The journalist and human rights defender Rafael Marques de Morais has been summoned for questioning on Tuesday 23 July by Angola’s National Directorate of Investigation and Penal Action (DNIAP), for a record total of eleven charges brought against him simultaneously.
by Maka Angola – July 20, 2013
The Angolan summons comes shortly on the heels of a Portuguese court clearing Marques of all defamation charges earlier this year, brought by a group of Angolan generals who were named in serious human rights abuses in pursuit of diamond mining concessions.
By lodging a new criminal complaint against Marques, the Angolan judicial authorities however seek to re-open the case the generals had lost in Portugal, thereby ignoring the universal legal concept of double jeopardy.
The summons, dated 17 July, is in connection with case numbers 13-DNIAP 33, 34, 35, 36, 37, 38, 39, 40, 41 and 58/2013. The last-named case was transferred from the Organised Crime Division of the National Directorate of Criminal Investigation (DNIC) to DNIAP. Case 58/2013 was brought by civilian shareholders and managers of Sociedade Mineira do Cuango and ATM-Mining who were mentioned in Marques’s book Blood Diamonds: Torture and Corruption in Angola.

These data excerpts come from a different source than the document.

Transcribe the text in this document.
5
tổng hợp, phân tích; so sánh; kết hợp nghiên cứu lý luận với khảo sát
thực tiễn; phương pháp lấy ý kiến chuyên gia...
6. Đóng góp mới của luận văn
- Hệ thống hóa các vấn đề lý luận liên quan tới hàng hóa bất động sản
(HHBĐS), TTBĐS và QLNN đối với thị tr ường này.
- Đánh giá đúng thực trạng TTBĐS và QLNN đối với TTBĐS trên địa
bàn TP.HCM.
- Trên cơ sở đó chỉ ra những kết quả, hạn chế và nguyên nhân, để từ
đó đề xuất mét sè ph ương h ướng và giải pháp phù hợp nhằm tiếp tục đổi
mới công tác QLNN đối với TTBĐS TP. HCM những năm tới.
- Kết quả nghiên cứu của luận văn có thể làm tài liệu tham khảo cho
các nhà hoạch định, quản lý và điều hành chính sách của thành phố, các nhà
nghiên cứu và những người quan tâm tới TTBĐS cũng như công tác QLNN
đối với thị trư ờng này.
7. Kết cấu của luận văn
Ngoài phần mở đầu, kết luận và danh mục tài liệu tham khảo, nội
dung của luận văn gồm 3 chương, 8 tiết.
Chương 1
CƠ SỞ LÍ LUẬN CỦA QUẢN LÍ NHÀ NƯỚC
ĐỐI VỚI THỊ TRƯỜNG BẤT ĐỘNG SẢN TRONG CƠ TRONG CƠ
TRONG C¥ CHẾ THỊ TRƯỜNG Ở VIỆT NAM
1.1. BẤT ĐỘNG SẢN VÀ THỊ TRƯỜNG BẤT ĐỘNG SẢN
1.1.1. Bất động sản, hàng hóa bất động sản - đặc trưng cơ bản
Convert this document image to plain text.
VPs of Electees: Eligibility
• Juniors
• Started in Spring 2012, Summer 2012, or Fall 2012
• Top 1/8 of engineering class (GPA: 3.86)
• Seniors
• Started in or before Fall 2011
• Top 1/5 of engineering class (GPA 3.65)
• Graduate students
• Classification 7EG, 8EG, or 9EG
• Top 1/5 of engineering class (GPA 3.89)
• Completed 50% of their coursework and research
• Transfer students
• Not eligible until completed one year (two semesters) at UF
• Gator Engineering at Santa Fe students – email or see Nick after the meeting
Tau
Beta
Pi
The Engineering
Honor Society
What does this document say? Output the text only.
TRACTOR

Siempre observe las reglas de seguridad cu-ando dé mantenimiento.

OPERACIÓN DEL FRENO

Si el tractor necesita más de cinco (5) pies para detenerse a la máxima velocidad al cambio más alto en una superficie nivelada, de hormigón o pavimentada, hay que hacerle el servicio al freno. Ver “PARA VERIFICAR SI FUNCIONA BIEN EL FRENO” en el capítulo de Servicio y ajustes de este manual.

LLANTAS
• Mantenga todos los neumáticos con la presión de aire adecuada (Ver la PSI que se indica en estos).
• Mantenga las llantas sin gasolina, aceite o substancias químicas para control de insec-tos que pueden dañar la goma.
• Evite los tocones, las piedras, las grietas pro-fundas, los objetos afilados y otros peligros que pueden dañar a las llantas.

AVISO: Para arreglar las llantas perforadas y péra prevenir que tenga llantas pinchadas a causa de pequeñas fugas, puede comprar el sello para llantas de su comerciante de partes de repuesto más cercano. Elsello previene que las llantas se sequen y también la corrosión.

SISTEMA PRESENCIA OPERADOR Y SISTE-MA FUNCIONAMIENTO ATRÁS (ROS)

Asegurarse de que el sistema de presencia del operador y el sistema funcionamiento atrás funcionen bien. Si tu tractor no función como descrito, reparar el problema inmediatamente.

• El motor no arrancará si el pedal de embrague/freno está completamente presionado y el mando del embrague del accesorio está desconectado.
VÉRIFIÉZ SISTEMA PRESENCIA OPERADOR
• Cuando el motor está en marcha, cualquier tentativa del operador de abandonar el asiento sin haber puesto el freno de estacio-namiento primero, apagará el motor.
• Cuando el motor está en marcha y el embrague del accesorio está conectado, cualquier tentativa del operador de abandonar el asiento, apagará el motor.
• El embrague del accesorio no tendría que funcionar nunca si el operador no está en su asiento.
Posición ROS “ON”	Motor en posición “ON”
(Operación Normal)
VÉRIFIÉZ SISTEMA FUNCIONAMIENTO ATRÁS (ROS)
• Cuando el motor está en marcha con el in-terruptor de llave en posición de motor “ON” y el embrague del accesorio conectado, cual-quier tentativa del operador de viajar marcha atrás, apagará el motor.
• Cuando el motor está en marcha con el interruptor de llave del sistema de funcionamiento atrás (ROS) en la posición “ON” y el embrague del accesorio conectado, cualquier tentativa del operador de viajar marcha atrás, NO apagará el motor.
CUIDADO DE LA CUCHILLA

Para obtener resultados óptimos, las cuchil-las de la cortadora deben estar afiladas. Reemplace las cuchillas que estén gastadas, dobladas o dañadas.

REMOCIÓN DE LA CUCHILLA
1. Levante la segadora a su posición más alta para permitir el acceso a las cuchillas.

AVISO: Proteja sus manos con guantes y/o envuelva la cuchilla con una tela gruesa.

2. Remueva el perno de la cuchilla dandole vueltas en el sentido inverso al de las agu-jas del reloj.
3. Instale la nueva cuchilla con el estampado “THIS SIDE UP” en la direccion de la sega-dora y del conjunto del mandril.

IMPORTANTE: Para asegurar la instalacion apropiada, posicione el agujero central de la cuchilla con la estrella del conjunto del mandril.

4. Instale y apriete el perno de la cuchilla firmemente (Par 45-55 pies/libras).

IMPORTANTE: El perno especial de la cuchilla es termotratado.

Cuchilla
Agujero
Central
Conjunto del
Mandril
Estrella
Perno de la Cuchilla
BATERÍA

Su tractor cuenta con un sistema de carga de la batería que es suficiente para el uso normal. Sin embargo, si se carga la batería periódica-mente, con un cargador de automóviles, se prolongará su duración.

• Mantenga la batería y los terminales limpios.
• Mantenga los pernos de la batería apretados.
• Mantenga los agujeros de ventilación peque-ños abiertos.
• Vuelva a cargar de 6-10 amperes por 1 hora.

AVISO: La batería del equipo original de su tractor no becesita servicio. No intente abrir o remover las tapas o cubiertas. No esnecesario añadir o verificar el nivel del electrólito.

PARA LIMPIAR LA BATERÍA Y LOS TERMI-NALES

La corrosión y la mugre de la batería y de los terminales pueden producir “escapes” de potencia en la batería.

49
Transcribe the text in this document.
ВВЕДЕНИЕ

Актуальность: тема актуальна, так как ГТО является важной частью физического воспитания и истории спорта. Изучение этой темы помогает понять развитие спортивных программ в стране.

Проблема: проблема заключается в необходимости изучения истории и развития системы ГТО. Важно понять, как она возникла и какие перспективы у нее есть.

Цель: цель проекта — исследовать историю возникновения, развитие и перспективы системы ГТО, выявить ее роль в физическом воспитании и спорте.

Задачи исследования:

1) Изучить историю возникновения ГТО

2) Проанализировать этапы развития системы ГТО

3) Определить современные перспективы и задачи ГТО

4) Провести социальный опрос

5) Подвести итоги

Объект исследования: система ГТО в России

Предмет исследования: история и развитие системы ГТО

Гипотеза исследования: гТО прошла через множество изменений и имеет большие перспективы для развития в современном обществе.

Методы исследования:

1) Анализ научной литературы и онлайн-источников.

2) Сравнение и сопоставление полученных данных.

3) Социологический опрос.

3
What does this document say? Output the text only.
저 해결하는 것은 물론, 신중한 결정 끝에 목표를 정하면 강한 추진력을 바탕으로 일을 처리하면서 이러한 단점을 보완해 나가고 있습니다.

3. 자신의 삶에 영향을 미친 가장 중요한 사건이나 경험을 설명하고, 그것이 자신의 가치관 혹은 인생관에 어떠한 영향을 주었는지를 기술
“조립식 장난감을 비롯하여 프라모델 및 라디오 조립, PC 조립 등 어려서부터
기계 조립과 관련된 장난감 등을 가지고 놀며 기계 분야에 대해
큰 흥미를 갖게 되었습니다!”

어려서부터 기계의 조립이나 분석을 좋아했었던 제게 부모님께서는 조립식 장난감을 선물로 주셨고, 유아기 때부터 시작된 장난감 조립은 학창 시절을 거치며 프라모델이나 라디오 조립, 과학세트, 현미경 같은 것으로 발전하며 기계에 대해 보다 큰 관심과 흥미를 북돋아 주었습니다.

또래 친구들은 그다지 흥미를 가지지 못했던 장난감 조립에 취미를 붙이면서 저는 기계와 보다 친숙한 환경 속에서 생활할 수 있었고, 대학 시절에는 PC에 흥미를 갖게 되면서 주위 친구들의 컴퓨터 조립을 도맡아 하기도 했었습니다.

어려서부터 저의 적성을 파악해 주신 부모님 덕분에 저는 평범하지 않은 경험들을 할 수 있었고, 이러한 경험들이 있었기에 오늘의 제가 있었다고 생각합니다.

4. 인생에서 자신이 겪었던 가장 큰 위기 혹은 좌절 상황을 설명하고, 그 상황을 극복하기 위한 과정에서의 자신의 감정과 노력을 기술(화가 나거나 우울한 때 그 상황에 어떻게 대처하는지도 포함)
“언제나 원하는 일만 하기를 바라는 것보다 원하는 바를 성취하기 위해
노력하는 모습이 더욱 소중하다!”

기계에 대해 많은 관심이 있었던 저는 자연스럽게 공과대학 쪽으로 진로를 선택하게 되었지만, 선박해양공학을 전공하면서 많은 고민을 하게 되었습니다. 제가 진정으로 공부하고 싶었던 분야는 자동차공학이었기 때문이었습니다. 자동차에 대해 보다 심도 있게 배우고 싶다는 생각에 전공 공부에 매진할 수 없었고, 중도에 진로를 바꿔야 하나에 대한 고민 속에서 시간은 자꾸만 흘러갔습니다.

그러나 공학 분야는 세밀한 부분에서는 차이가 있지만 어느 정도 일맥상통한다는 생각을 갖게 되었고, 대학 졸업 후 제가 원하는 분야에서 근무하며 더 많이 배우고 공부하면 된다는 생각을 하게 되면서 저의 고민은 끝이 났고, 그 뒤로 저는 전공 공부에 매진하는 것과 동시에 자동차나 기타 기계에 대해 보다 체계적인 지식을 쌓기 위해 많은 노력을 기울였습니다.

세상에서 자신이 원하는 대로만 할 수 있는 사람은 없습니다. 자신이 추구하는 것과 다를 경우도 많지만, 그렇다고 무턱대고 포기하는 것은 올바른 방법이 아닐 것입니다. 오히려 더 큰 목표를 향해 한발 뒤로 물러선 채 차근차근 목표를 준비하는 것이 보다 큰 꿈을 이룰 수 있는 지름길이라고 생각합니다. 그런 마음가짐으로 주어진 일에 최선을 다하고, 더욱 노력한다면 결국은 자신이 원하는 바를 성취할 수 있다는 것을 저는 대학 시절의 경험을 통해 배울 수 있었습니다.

However, the DNIAP notice makes clear that in the first ten cases Marques is an arguido – a term in Angolan law for someone who is officially a formal suspect – while in the last case, 58/2013, he is simultaneously arguido and state witness.
A law professor, who asked to remain anonymous for fear of reprisals, said it was “judicial schizophrenia” to have the same person named both as arguido and as state witness in the same case.
The professor explained that “the witness is there to help the state and who collaborates in prosecuting the arguido, which is why this is absurd. No one can simultaneously be accused of a crime and be made a state witness [against himself, the accused]”.
On 3 April, Marques was interrogated and named an arguido at DNIC’s Organised Crime Division on suspicion of defamation resulting from his book, which was published in Portugal in 2011. The book details dozens of cases of killing, hundreds of cases of torture, forced displacement and intimidation against villagers and diamond diggers in Cuango and Xá-Muteba districts in Lunda Norte province.
Two months later, on June 6, a dozen local and international organizations petitioned the Angolan Attorney-General on behalf of the journalist to end the prosecution related to his exposé of blood diamonds in Angola. “The previous and current cases in Portugal against Mr. Marques [de Morais] are a matter of public record. Thus any libel case against Mr. Marques [de Morais] in Angola threatens the principle of double jeopardy, which under Angolan law constitutes a peremptory defence,” they wrote. The Committee to Protect Journalists (CPJ), National Endowment for Democracy, Transparency International, and Global Witness were among the signatories of the petition.
This week Marques will be questioned by the national director of DNIAP and sub-attorney general Júlia Rosa de Lacerda Gonçalves, who is in charge of the cases.
The notice that Marques received mentions neither the names of the complainants nor the nature of the crime. “There is no way to prepare a defence when one doesn’t know what it’s about,” Marques said.
In 2012, nine generals, brought a case against Marques in Portugal. The generals are shareholders in the diamond-mining company Sociedade Mineira do Cuango, and of the private security company Teleservice, which provided services for the first and were both the institutional culprits for the abuses.
Last February, the Portuguese Prosecution Service archived the case. It found that “having examined the documentation entered into evidence, found that the publication of the book fell within the legitimate exercise of a basic right, freedom of information and expression, protected under the Constitution, which, in this case, overrides other rights.”
The Public Prosecutor found no evidence that Mr. Marques defamed the generals, and it ruled that the investigative content of the book was of the public interest.
In an appeal, the generals filed a civil lawsuit for calumny and defamation against the author and his publisher, Tinta da China, claiming damages of 300,000 euros (US $ 390,000). This case is still pending in a court in Lisbon.
The complainants in that case are the generals Hélder Manuel Vieira Dias Júnior “Kopelipa”, minister of state and head of presidential security; Carlos Alberto Hendrick Vaal da Silva, inspector-general of the Chief of Staff of the Angolan Armed Forces (FAA); António dos Santos França “Ndalu”, MPLA parliamentarian and former Chief of Staff of the FAA; Armando da Cruz Neto, MPLA parliamentarian and former Chief of Staff of the FAA; Adriano Makevela Mackenzie, head of the FAA’s training directorate; João Baptista de Matos, former Chief of Staff of the FAA; Luís Pereira Faceira, former head of the Army; António Pereira Faceira, former head of the FAA Special Forces; and Paulo Pfluger Lara, former head of planning of the FAA Chief of Staff.